Harvard economist Greg Mankiw, who served as chief economist to President George W. Bush, has argued that cash payments are needed not so much to stimulate the economy as to help people whose jobs are impossible to perform due to social distancing. It’s a humanitarian measure, not a stimulus measure.

“Financial planners tell people to have six months of living expenses in an emergency fund. Sadly, many people do not,” Mankiw writes on his blog. “Considering the difficulty of identifying the truly needy and the problems inherent in trying to do so, sending every American a $1000 check asap would be a good start. A payroll tax cut makes little sense in this circumstance, because it does nothing for those who can’t work.”

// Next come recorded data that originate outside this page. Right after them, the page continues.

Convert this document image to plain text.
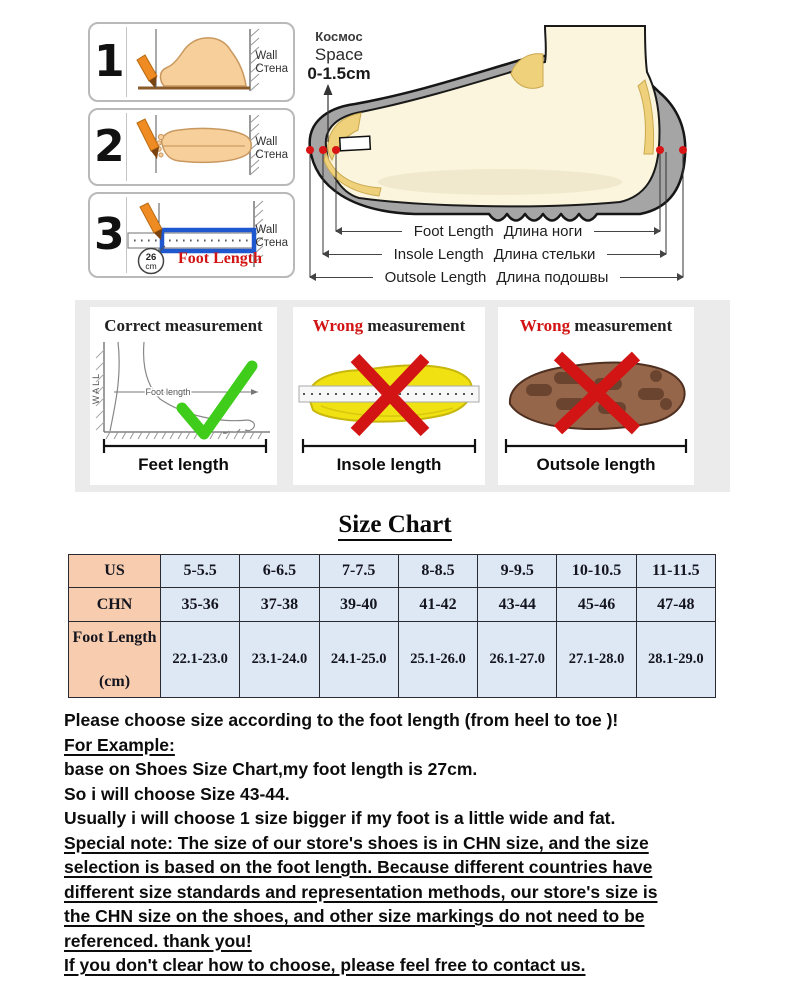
1	Wall
Стена
2	Wall
Стена
3 26
cm Foot Length
Wall
Стена
Космос
Space
0-1.5cm
Foot Length Длина ноги
Insole Length Длина стельки
Outsole Length Длина подошвы
Correct measurement
WALL	Foot length
Feet length
Wrong measurement
Insole length
Wrong measurement
Outsole length
Size Chart
US	5-5.5	6-6.5	7-7.5	8-8.5	9-9.5	10-10.5	11-11.5

CHN	35-36	37-38	39-40	41-42	43-44	45-46	47-48

Foot Length
(cm)	22.1-23.0	23.1-24.0	24.1-25.0	25.1-26.0	26.1-27.0	27.1-28.0	28.1-29.0
Please choose size according to the foot length (from heel to toe )!
For Example:
base on Shoes Size Chart,my foot length is 27cm.
So i will choose Size 43-44.
Usually i will choose 1 size bigger if my foot is a little wide and fat.
Special note: The size of our store's shoes is in CHN size, and the size
selection is based on the foot length. Because different countries have
different size standards and representation methods, our store's size is
the CHN size on the shoes, and other size markings do not need to be
referenced. thank you!
If you don't clear how to choose, please feel free to contact us.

Some sociologists and social welfare researchers have pushed back on the idea of giving cash exclusively to adults, arguing that children have to be included too. Zach Parolin and David Harris at the Columbia Center on Poverty & Social Policy have called for cash allowances for families with children to combat the crisis, noting that one in three children living in poverty don’t get food stamps and that “the provision of cash to families with children would provide a more direct mechanism for enhancing the consumption power of all low-income families while providing the fungibility needed to meet the evolving conditions of this crisis.”

But Cotton, Romney, and Mankiw are all correct: We need cash now. And it’s extremely heartening that in a time of extreme partisan polarization, even conservative Republicans are putting aside their normal opposition to unrestricted cash welfare because they know it’s needed during this crisis.